The books range on length from novels (60-130,000 words) to novellas (20-40,000 words). My books do have sex between consenting adults. The novellas are mostly ♥♥♥. Novels are ♥♥♥♥. There is some violence and mild profanity.

------holding hands, perhaps a gentle kiss
♥♥ ---- more kisses but no tongue-- no foreplay
♥♥♥ ---kissing, tongue, caressing, foreplay & pillow talk
♥♥♥♥ --all of above, full sexual experience including climax
♥♥♥♥♥ -all of above including coarser language and sex more frequent

Sunday, November 16, 2014

researching women

and a tiny example of how life changes for women

With my work in progress, that will be set in 1900, I was particularly interested in women's rights since they were constantly changing.  These rights aren't just about what someone can do legally but an attitude that impacts character and expectations even more than fashion.

As an example, in 1769, the Colonies had adopted the English system of property ownership for women. Married men owned the property and even any income the wife might have earned. By 1900, all the states had passed legislation, like New York's 1848 'Married Women Property Act.' Married women could then keep their own wages and own and control (that latter is significant) property in their own name. 

It took until 1835 for married women to first be granted that right to own but not manage in some states. An example would be two laws passed in 1840. Texas passed a law enabling married women to own and control property; while Maine passed a law enabling married women to own property but not control it. 

Oregon was moving right along with it, in their typical rather bigoted way (blacks could not own property there until 1912). In 1857, married women could own property but not control it. The 1852 Homestead Act enabled married couples to each file on land... but it appears the wife could not control her section. It was 1880 before Oregon created a law where married women were entitled to earn their own wages and control them. Can't let the little woman have too much power, now can we!

Now if a woman was single, it goes way back to where she could own property, earn money, enter into contracts. This all lasted until she married, which most women did.  


It is not hard to see why some women of wealth might not want to marry. After marriage, they might maintain some power over what they brought into the marriage, the dower; but the husband basically ran their estates. 

Women had been fighting for the right to vote since the mid-1800s. Some states granted them that but only for their own elections, not to vote for President.  Wyoming was particularly notable for this as saying they would not come into the Union if their women could not vote. They were the first state, 1869, where women were granted the right to vote.

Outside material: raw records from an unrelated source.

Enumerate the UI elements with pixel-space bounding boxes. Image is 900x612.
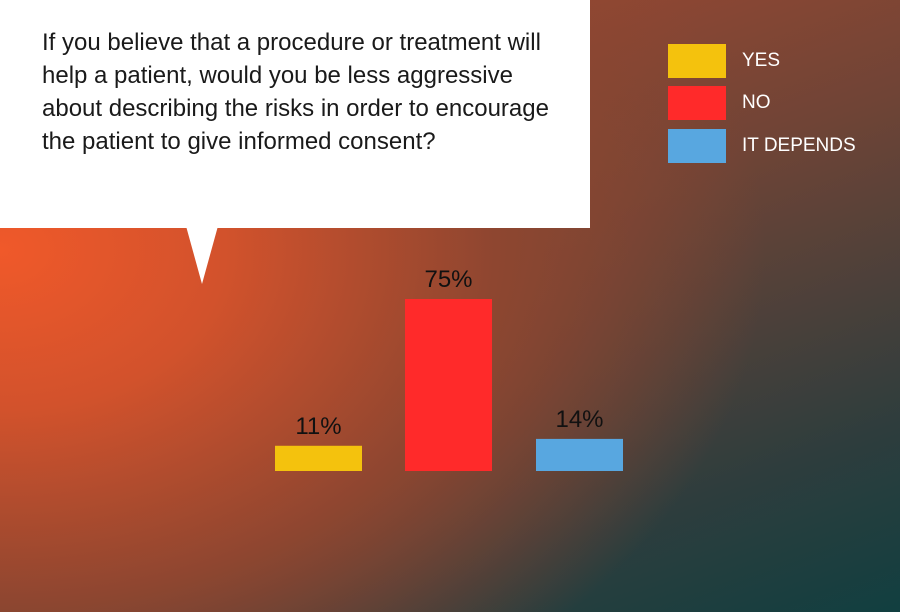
legend-swatch-no bbox=[668, 86, 726, 120]
bar-no bbox=[405, 299, 492, 471]
value-label-it-depends: 14% bbox=[555, 406, 603, 433]
value-label-yes: 11% bbox=[295, 413, 341, 440]
question-bubble: If you believe that a procedure or treat… bbox=[0, 0, 590, 228]
bubble-tail bbox=[186, 226, 218, 284]
bar-yes bbox=[275, 445, 362, 471]
legend-item-no: NO bbox=[668, 86, 888, 120]
legend-swatch-it-depends bbox=[668, 129, 726, 163]
question-text: If you believe that a procedure or treat… bbox=[42, 29, 549, 155]
value-label-no: 75% bbox=[424, 266, 472, 293]
legend-swatch-yes bbox=[668, 44, 726, 78]
legend-label-yes: YES bbox=[742, 50, 781, 71]
legend-item-it-depends: IT DEPENDS bbox=[668, 129, 888, 163]
legend-label-no: NO bbox=[742, 92, 771, 113]
bar-it-depends bbox=[536, 438, 623, 471]
legend-item-yes: YES bbox=[668, 44, 888, 78]
legend-label-it-depends: IT DEPENDS bbox=[742, 135, 856, 156]
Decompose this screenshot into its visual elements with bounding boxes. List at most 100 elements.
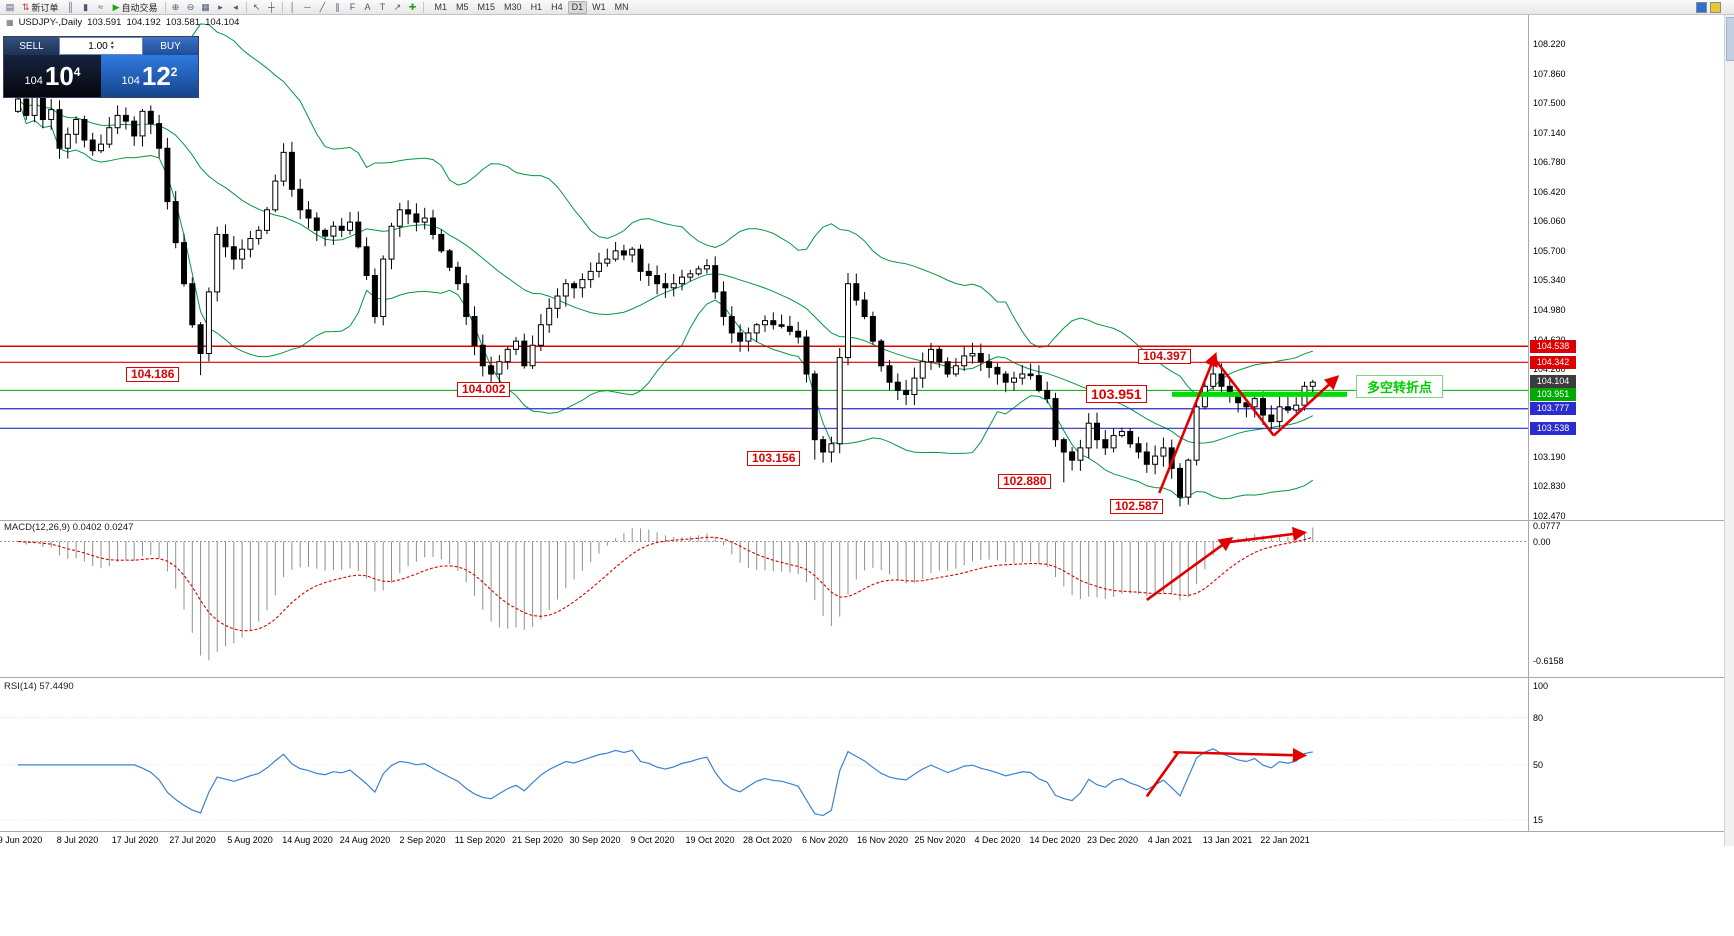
buy-price-frac: 2 <box>170 65 178 79</box>
trend-arrow-macd[interactable] <box>1146 537 1234 601</box>
new-chart-icon-glyph: ▤ <box>5 2 15 12</box>
volume-stepper[interactable]: ▴ ▾ <box>110 40 114 51</box>
price-axis-label: 104.980 <box>1533 304 1566 315</box>
ohlc-close: 104.104 <box>205 17 240 28</box>
trend-arrow-rsi[interactable] <box>1173 748 1308 763</box>
trend-arrow-main[interactable] <box>1213 358 1275 437</box>
trend-arrow-rsi[interactable] <box>1145 751 1180 798</box>
chart-line-icon-glyph: ≈ <box>98 2 104 12</box>
time-axis-label: 14 Dec 2020 <box>1029 835 1081 845</box>
bollinger-upper <box>17 23 1313 396</box>
time-axis-label: 6 Nov 2020 <box>801 835 849 845</box>
bollinger-lower <box>17 98 1314 500</box>
trend-arrow-macd[interactable] <box>1225 526 1308 544</box>
zoom-out-icon[interactable]: ⊖ <box>184 1 198 13</box>
time-axis-label: 13 Jan 2021 <box>1202 835 1253 845</box>
trade-panel-prices: 104 10 4 104 12 2 <box>4 55 198 97</box>
time-axis-label: 9 Oct 2020 <box>630 835 675 845</box>
chart-line-icon[interactable]: ≈ <box>94 1 108 13</box>
rsi-axis-label: 80 <box>1533 712 1544 723</box>
auto-trading-button-glyph: ▶ <box>112 2 120 12</box>
rsi-axis-label: 15 <box>1533 815 1544 826</box>
price-annotation-102.880: 102.880 <box>998 474 1052 489</box>
price-annotation-104.186: 104.186 <box>126 367 180 382</box>
zoom-in-icon[interactable]: ⊕ <box>169 1 183 13</box>
trendline-icon[interactable]: ╱ <box>316 1 330 13</box>
label-icon[interactable]: T <box>376 1 390 13</box>
crosshair-icon-glyph: ┼ <box>268 2 275 12</box>
macd-signal-line <box>17 536 1313 632</box>
tile-windows-icon[interactable]: ▦ <box>199 1 213 13</box>
trend-arrow-main[interactable] <box>1272 375 1340 437</box>
timeframe-w1[interactable]: W1 <box>592 1 606 12</box>
cursor-icon[interactable]: ↖ <box>250 1 264 13</box>
label-icon-glyph: T <box>379 2 386 12</box>
horizontal-line-icon[interactable]: ─ <box>301 1 315 13</box>
timeframe-d1[interactable]: D1 <box>567 0 588 14</box>
timeframe-m1[interactable]: M1 <box>434 1 448 12</box>
timeframe-mn[interactable]: MN <box>614 1 629 12</box>
chart-shift-icon[interactable]: ◂ <box>229 1 243 13</box>
auto-trading-button[interactable]: ▶ 自动交易 <box>109 1 162 13</box>
timeframe-m15[interactable]: M15 <box>477 1 496 12</box>
time-axis-label: 16 Nov 2020 <box>856 835 909 845</box>
arrows-icon[interactable]: ↗ <box>391 1 405 13</box>
volume-up-icon[interactable]: ▴ <box>110 40 114 46</box>
buy-price-big-figure: 104 <box>121 75 140 87</box>
chart-bars-icon[interactable]: ║ <box>64 1 78 13</box>
sell-price-big-figure: 104 <box>24 75 43 87</box>
price-axis-label: 108.220 <box>1533 39 1566 49</box>
price-tag-103.777: 103.777 <box>1530 402 1576 416</box>
buy-price[interactable]: 104 12 2 <box>101 55 198 97</box>
time-axis-label: 27 Jul 2020 <box>169 835 216 845</box>
trendline-icon-glyph: ╱ <box>319 2 326 12</box>
fibonacci-icon-glyph: F <box>349 2 356 12</box>
macd-axis-label: -0.6158 <box>1533 656 1564 667</box>
alert-icon[interactable] <box>1710 1 1721 13</box>
scrollbar-thumb[interactable] <box>1726 17 1734 61</box>
timeframe-h1[interactable]: H1 <box>530 1 543 12</box>
time-axis-label: 23 Dec 2020 <box>1086 835 1139 845</box>
sell-price[interactable]: 104 10 4 <box>4 55 101 97</box>
price-annotation-102.587: 102.587 <box>1110 499 1164 514</box>
time-axis-label: 28 Oct 2020 <box>742 835 793 845</box>
text-icon-glyph: A <box>364 2 371 12</box>
trend-arrow-main[interactable] <box>1158 351 1218 494</box>
rsi-axis-label: 100 <box>1533 680 1549 691</box>
time-axis-label: 5 Aug 2020 <box>227 835 273 845</box>
vertical-scrollbar[interactable] <box>1724 14 1734 846</box>
new-chart-icon[interactable]: ▤ <box>3 1 17 13</box>
volume-input[interactable]: 1.00 ▴ ▾ <box>59 37 143 55</box>
new-order-button-glyph: ⇅ <box>22 2 30 12</box>
timeframe-h4[interactable]: H4 <box>551 1 563 12</box>
buy-button[interactable]: BUY <box>143 37 198 55</box>
arrows-icon-glyph: ↗ <box>393 2 402 12</box>
crosshair-icon[interactable]: ┼ <box>265 1 279 13</box>
sell-button[interactable]: SELL <box>4 37 59 55</box>
price-annotation-103.156: 103.156 <box>747 451 801 466</box>
chart-ohlc-header: ▦ USDJPY-,Daily 103.591 104.192 103.581 … <box>6 17 239 28</box>
fibonacci-icon[interactable]: F <box>346 1 360 13</box>
price-axis-label: 107.500 <box>1533 98 1566 109</box>
rsi-axis-label: 50 <box>1533 759 1544 770</box>
time-axis-label: 17 Jul 2020 <box>111 835 159 845</box>
auto-scroll-icon[interactable]: ▸ <box>214 1 228 13</box>
macd-axis-label: 0.00 <box>1533 536 1551 547</box>
timeframe-m30[interactable]: M30 <box>504 1 522 12</box>
candles <box>15 86 1316 507</box>
vertical-line-icon[interactable]: │ <box>286 1 300 13</box>
chart-candles-icon[interactable]: ▮ <box>79 1 93 13</box>
timeframe-m5[interactable]: M5 <box>456 1 469 12</box>
add-indicator-icon[interactable]: ✚ <box>406 1 420 13</box>
toolbar: ▤ ⇅ 新订单 ║ ▮ ≈ ▶ 自动交易 ⊕ ⊖ ▦ ▸ ◂ ↖ ┼ │ ─ ╱ ∥ F A T ↗ ✚ M1 M5 M15 M30 H… <box>0 0 1734 15</box>
chart-window-icon[interactable] <box>1696 1 1707 13</box>
new-order-button[interactable]: ⇅ 新订单 <box>18 1 63 13</box>
volume-down-icon[interactable]: ▾ <box>110 45 114 51</box>
price-annotation-103.951: 103.951 <box>1086 385 1147 403</box>
equidistant-channel-icon[interactable]: ∥ <box>331 1 345 13</box>
time-axis-label: 19 Oct 2020 <box>685 835 735 845</box>
price-axis-label: 107.140 <box>1533 127 1566 138</box>
text-icon[interactable]: A <box>361 1 375 13</box>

In 1872, Susan B. Anthony put to the test whether the 14th Amendment, which granted all the right to vote, meant women. It did not. She was arrested. 

In Minor v. Happersett, a Missouri law that limited the right to vote to men, the Supreme Court said while women are persons under the 14th Amendment, they were a special category of 'non-voting' citizens. States could grant or deny them the right to vote. Remember even if a state did, that did not mean for the United States President!

Every single, female character in my historicals did not have the right to vote. Sometimes I brought it up as an issue that the women resented it and expressed the unfairness; but none of my characters were Suffragettes, the women who marched and demonstrated to get the vote and other rights for women.

All of this is a clear example of the hard fight women had to find anything approaching equal rights with men. It is not an attack on men because there were men who fought for this right for women. Without that, we'd still not be voting as the courts were not on the side of women without the men changing the laws.

Where it comes to writing an historical novel, human rights become of great interest to a writer. In basing my next story in 1900, when a lot of things were changing, including a woman's right to a university education and many professions previously closed to them, it was especially important to do the research. 

A lot of what I learned makes me rethink a small section of what I wrote in an earlier epilogue of one of my historicals. I had not thought of a woman marrying and automatically her property becoming her husband's. Not a bad deal if the guy is honorable. A disaster if he was not! And since women didn't have the right to vote until much later, they weren't in a position to change it-- although some gave up freedom and suffered much to make it change.

Where it comes to history, so much of what we believe often comes not from historic fact but from movies or reading fiction. It pays to research and think about the details of daily life-- in this case where it came to government and its role in the lives of its citizens.

I spent a fair amount of time trying to decide if my epilogue, in the 1899 Arizona Dawn, was accurate. In the process, I read this article, Anna's Story, but am still unsure exactly how marriage impacted ownership, if not control of property. A quote from the article is worth paraphrasing: The judge said the presumption that a woman who has owned and managed property should, as soon as she married, lose the mentality needed to manage it, is nuts (Okay I added the last word.). It was however the very reason women had not been earlier given the vote. They were not trusted to be intelligent enough nor willing to do the research to vote wisely. Exactly how that meant all men were is debatable for anyone looking at this logically.